• The Feminist Times

THE SOCIETY’S IRE AGAINST THE UNINHIBITED: FEMINISM RESPONDS


This article stems from a personal experience I always have. We have a small clothes stand which holds the dirty laundry to be washed the next day. I always casually leave my dirty undergarments there to be washed. Often I hear my mother disapproving of it when she sees the undergarments lying on top of the pile, exposed and in full view. She says, “accha nahi lagta, thoda andar karke rakho”, or in other words, a simple piece of clothing which women wear is considered as indecent to be shown publicly. It is common experience amongst all, that we are constantly asked to sit a certain way, eat a certain way, speak a certain way and conduct ourselves in ways which have traditionally been ‘socially acceptable’. So much so that we casually tend to overlook the skewed gender equations in our day to day converstaions as well. In that regard, I’d like to burst your bubble and tell you that, you are sexist, I am sexist, and we all are sexist.

Certain things that we may not realize are actually sexist, speaking from a strictly egalitarian point of view in a gender narrative.

Feminism in this regard is a fight to achieve the utopian concept of “equal”. It thus becomes a response against the ire that the society has for the uninhibited. Women if left free, to do things as they may please is seen as challenging the nature’s equation of creating gender roles. However, nature has only created certain biological roles which we wish to see, where women are the weaker sex and men are the ones who protect them. There is a difference between biological roles and the consequent gender roles which stem from how the society views them.
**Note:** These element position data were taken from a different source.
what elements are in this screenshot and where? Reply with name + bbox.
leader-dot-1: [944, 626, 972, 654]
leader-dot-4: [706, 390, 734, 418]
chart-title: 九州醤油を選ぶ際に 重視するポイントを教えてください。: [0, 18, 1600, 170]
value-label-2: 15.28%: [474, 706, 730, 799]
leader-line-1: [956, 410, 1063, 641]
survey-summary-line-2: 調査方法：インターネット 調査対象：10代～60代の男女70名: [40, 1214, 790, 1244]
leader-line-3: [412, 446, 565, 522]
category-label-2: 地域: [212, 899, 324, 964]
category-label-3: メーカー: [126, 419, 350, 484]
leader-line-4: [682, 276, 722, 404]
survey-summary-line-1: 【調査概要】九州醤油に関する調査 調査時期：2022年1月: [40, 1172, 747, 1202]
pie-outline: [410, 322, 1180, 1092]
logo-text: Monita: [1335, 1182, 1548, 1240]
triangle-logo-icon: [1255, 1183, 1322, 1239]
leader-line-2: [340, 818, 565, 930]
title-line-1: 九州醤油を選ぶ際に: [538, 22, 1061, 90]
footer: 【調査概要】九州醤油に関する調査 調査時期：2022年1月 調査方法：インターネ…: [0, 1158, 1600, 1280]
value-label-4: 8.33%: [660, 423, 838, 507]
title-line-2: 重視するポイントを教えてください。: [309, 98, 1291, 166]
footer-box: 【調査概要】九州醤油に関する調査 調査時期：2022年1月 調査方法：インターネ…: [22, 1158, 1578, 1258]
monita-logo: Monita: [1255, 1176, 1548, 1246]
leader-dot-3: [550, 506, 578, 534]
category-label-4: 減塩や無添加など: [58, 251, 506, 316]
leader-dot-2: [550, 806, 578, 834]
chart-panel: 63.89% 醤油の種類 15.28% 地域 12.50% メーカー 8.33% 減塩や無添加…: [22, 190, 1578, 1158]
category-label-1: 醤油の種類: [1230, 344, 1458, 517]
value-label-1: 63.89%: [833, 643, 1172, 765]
Why is it that the society sees a working woman, who has a little less time to “tend to her children” and who does not feel like cooking food after a long day at work

unbecoming of her? It stems from a deeply rooted stereotype arising from a biological role that women have in the order of nature. Feminism seeks to question this very obsession with the inhibition for women that the society has: why should not men be inhibited? Why should not men have the norms of conduct which women are expected to follow? As a contrary, if men are not required to follow any code of conduct, women should also be treated the same.

It does not take much to understand that the very society which establishes this nature of inhibition will feel threatened if feminism comes in to question such inhibition. The power struggle of merit versus entitlement only becomes all the more conspicuous in this regard. Achieving an equal society for women thus becomes an organic process. The inhibitions have begun to be demolished as we progress, and it is only a matter of time till we triumph on the image of a ‘weaker sex’ to an ‘equal sex’.